Del Potro lost the battle of the Argentineans in Basel; he was ousted in straight sets by Nalbandian in the semifinals a week after topping his older compatriot in Madrid. They're scheduled to meet again early in Paris. Del Potro is in the pole position to land a spot in Shanghai.
8. Gilles Simon

A finalist in Madrid, Simon maintained the momentum by advancing to the semifinals in Lyon, where he was undone by Soderling in three sets. He'd gone 7-0 in his previous seven three-set tussles, rallying from a set down five times. If he equals Ferrer's showing in Paris, it's probably good enough to get him to Shanghai.

"Now it's the sprint final in Paris," Simon said.

9. David Ferrer

Going on recent form, Ferrer has little chance of prospering in Paris: The Spanish No. 2 is 4-6 in his past 10 ATP outings. Not qualifying for the Masters Cup would at least allow him to properly prepare for next month's Davis Cup final in Argentina.
10. James Blake

Blake must reach the semifinals in Paris to have any chance of qualifying for Shanghai, where he was a finalist just two years ago. It doesn't look good, though, since he hasn't found himself in a Masters semi all campaign.

"I won't lose any sleep if I don't make it," he said. "Just being in contention shows that I have had a good year, even just in terms of my health, which is saying something given our schedule."

Sony Ericsson Championships
1. Jelena Jankovic

Upon winning the Kremlin Cup in mid-October, Jankovic treated herself to a haircut. Wonder what she did after officially nailing down the year-end No. 1 ranking last week.
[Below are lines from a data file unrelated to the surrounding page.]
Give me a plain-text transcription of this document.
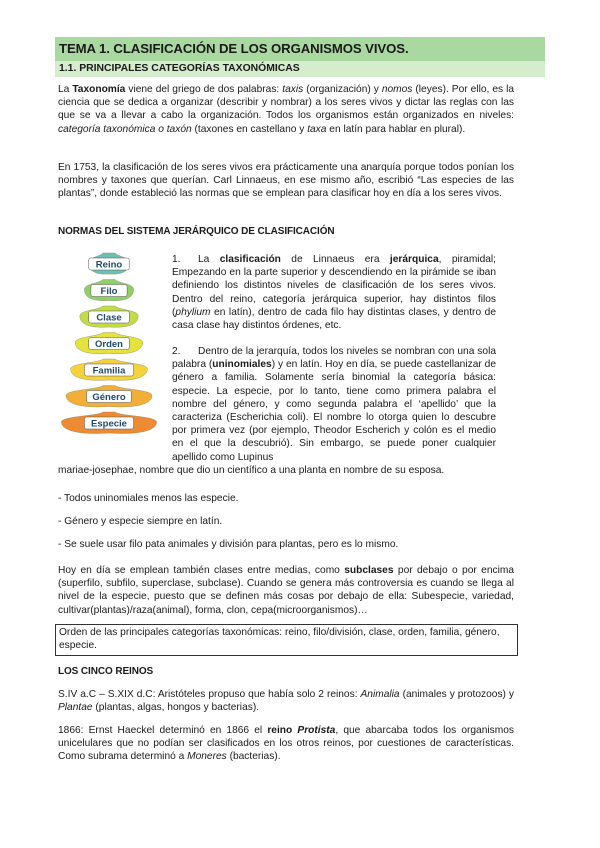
TEMA 1. CLASIFICACIÓN DE LOS ORGANISMOS VIVOS.
1.1. PRINCIPALES CATEGORÍAS TAXONÓMICAS
La Taxonomía viene del griego de dos palabras: taxis (organización) y nomos (leyes). Por ello, es la ciencia que se dedica a organizar (describir y nombrar) a los seres vivos y dictar las reglas con las que se va a llevar a cabo la organización. Todos los organismos están organizados en niveles: categoría taxonómica o taxón (taxones en castellano y taxa en latín para hablar en plural).
En 1753, la clasificación de los seres vivos era prácticamente una anarquía porque todos ponían los nombres y taxones que querían. Carl Linnaeus, en ese mismo año, escribió “Las especies de las plantas”, donde estableció las normas que se emplean para clasificar hoy en día a los seres vivos.
NORMAS DEL SISTEMA JERÁRQUICO DE CLASIFICACIÓN
Reino
Filo
Clase
Orden
Familia
Género
Especie
1. La clasificación de Linnaeus era jerárquica, piramidal; Empezando en la parte superior y descendiendo en la pirámide se iban definiendo los distintos niveles de clasificación de los seres vivos. Dentro del reino, categoría jerárquica superior, hay distintos filos (phylium en latín), dentro de cada filo hay distintas clases, y dentro de casa clase hay distintos órdenes, etc.
2. Dentro de la jerarquía, todos los niveles se nombran con una sola palabra (uninomiales) y en latín. Hoy en día, se puede castellanizar de género a familia. Solamente sería binomial la categoría básica: especie. La especie, por lo tanto, tiene como primera palabra el nombre del género, y como segunda palabra el ‘apellido’ que la caracteriza (Escherichia coli). El nombre lo otorga quien lo descubre por primera vez (por ejemplo, Theodor Escherich y colón es el medio en el que la descubrió). Sin embargo, se puede poner cualquier apellido como Lupinus
mariae-josephae, nombre que dio un científico a una planta en nombre de su esposa.
- Todos uninomiales menos las especie.
- Género y especie siempre en latín.
- Se suele usar filo pata animales y división para plantas, pero es lo mismo.
Hoy en día se emplean también clases entre medias, como subclases por debajo o por encima (superfilo, subfilo, superclase, subclase). Cuando se genera más controversia es cuando se llega al nivel de la especie, puesto que se definen más cosas por debajo de ella: Subespecie, variedad, cultivar(plantas)/raza(animal), forma, clon, cepa(microorganismos)…
Orden de las principales categorías taxonómicas: reino, filo/división, clase, orden, familia, género, especie.
LOS CINCO REINOS
S.IV a.C – S.XIX d.C: Aristóteles propuso que había solo 2 reinos: Animalia (animales y protozoos) y Plantae (plantas, algas, hongos y bacterias).
1866: Ernst Haeckel determinó en 1866 el reino Protista, que abarcaba todos los organismos unicelulares que no podían ser clasificados en los otros reinos, por cuestiones de características. Como subrama determinó a Moneres (bacterias).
Who would have predicted the ascent after the Serb lost 10 straight matches in 2006?

"I worked really hard this year, and to finish No. 1 is where I want to be, and where I hope to stay," she said.

2. Dinara Safina

Safina promised to reveal whether she achieved her goals this season when the year-end championships conclude. (You're all holding your breath, no doubt.) Safe to say she did, given that in January even the 22-year-old couldn't have envisioned reaching a Grand Slam final and rising to second in the world.
3. Serena Williams

Surfing in Hawaii with rap star Common a week-and-a-half ago, Williams more recently filmed an episode for "MADtv."

"I'm really excited about that," she told her Web site. "We have cool behind-the-scenes shots and film from that, so stay tuned."
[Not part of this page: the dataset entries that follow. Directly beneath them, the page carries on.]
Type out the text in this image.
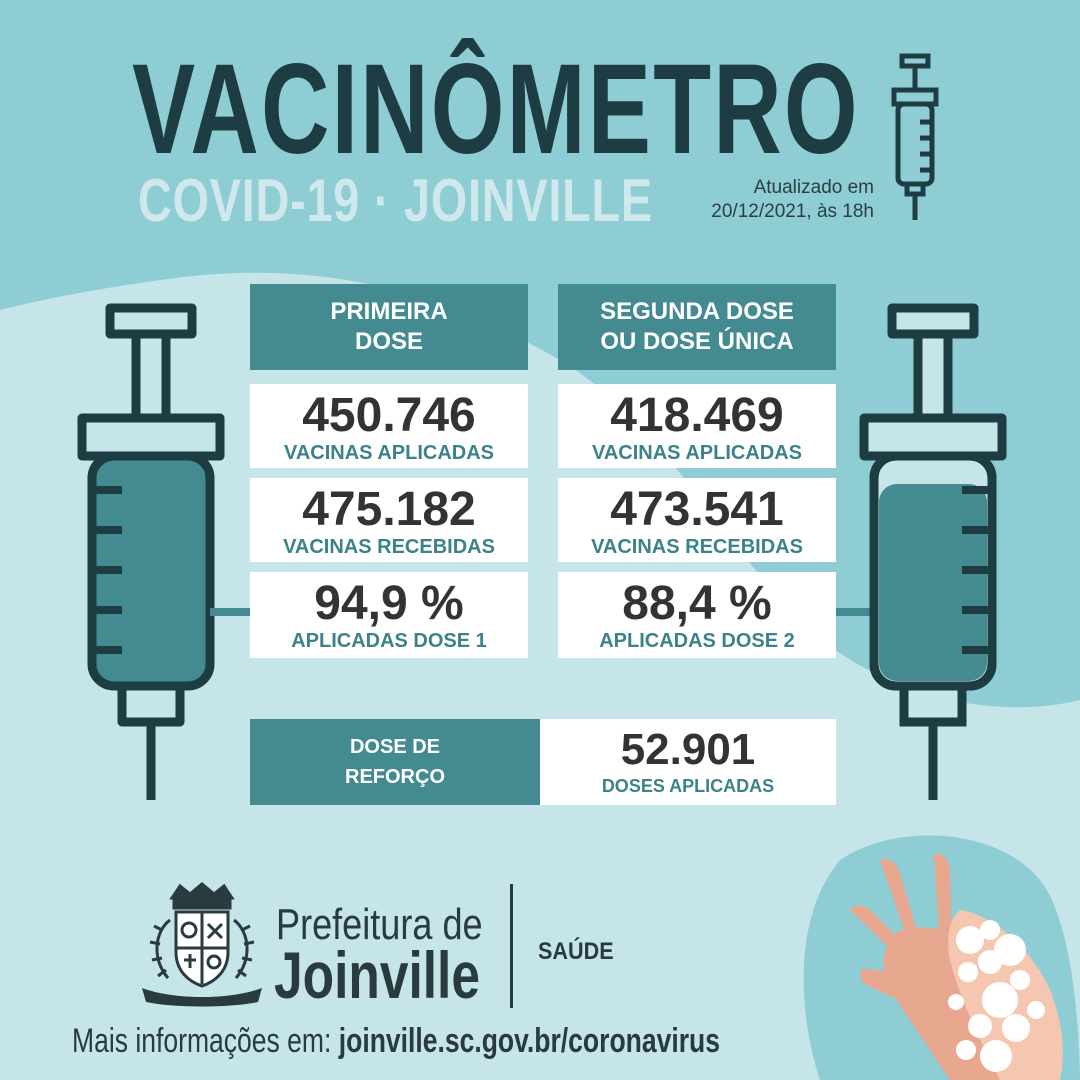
VACINÔMETRO
COVID-19 · JOINVILLE	Atualizado em
20/12/2021, às 18h
PRIMEIRA
DOSE
450.746
VACINAS APLICADAS
475.182
VACINAS RECEBIDAS
94,9 %
APLICADAS DOSE 1
SEGUNDA DOSE
OU DOSE ÚNICA
418.469
VACINAS APLICADAS
473.541
VACINAS RECEBIDAS
88,4 %
APLICADAS DOSE 2
DOSE DE
REFORÇO
52.901
DOSES APLICADAS
Prefeitura de
Joinville SAÚDE
Mais informações em: joinville.sc.gov.br/coronavirus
Williams was of course looking forward to that big event just around the corner. "I am getting ready for Halloween! I love to dress up for that," she gushed.

4. Elena Dementieva

Doesn't Dementieva have better things to do this time of year than battle for 2½ hours in the final of a smallish tournament in Luxembourg? The Russian toiled against fast-rising Danish teen Caroline Wozniacki on Sunday, persevering to win her third title in 2008.
5. Ana Ivanovic

Finally. Ivanovic reached her first final since winning the French Open in early June and took advantage of it, demolishing Vera Zvonareva 6-2, 6-1 in 50 minutes in Linz, Austria.
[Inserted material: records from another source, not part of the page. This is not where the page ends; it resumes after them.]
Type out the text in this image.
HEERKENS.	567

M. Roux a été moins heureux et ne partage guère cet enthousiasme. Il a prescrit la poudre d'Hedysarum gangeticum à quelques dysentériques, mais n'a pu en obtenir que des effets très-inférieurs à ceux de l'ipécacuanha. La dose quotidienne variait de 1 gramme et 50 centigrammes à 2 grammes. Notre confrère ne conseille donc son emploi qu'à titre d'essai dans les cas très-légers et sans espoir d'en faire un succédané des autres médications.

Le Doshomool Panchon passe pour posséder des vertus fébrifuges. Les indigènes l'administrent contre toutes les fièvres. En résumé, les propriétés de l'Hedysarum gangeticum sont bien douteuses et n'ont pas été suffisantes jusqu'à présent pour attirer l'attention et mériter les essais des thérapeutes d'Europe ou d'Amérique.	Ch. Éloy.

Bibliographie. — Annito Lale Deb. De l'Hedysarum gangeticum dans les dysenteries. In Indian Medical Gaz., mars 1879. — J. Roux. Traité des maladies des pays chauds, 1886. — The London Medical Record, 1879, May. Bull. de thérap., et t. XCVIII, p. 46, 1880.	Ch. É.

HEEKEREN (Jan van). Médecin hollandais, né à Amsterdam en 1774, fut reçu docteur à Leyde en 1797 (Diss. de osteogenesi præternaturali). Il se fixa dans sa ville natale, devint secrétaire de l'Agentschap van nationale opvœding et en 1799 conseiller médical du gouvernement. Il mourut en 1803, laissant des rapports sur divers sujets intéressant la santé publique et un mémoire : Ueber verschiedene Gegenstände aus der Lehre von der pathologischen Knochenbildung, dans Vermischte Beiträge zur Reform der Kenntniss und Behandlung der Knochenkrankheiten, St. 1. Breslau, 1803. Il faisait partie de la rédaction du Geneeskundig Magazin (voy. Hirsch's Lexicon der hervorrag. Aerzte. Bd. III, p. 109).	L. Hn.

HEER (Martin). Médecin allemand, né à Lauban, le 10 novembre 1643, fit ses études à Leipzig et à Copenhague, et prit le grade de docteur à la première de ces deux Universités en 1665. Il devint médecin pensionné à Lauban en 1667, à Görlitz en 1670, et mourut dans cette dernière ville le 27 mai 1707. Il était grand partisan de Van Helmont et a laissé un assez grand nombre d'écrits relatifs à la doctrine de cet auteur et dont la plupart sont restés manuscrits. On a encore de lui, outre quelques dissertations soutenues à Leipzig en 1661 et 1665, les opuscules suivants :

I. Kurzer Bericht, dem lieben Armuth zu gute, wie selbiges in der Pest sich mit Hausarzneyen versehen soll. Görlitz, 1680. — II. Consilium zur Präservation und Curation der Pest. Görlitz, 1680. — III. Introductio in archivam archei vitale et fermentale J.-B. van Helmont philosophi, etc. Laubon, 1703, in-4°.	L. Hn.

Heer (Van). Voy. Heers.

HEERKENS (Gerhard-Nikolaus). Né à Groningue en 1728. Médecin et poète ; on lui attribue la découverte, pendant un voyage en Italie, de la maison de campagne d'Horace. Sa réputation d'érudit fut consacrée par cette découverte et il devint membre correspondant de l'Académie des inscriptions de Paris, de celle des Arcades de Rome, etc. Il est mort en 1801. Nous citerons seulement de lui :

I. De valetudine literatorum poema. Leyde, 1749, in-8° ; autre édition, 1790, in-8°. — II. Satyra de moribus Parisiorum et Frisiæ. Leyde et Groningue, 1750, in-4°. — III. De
"The score might make the match look like it was easier than it was, though almost every point in the first set could've gone either way," Ivanovic said.

How gracious.

6. Vera Zvonareva

Zvonareva shouldn't be overly down after Sunday's rout. She won two titles and made it to five other finals during the regular season. "It was my goal to qualify for the [year-end championships] and finish the year in the top 10, and I've done everything I could to do both," she said.
7. Svetlana Kuznetsova

Kuznetsova might be spending more time in England in the future, since her new coach, former Grand Slam finalist Olga Morozova, used to work for the LTA and, according to the Times, is still based in Britain. Maybe she can lend a hand to the U.K.'s beleaguered governing body.
8. Venus Williams

Williams will compete at the year-end extravaganza for the first time since 2002, when she appeared in three Grand Slam finals. "This year has been a very positive year, and I look forward to continued success in Doha," said the reigning Wimbledon champ.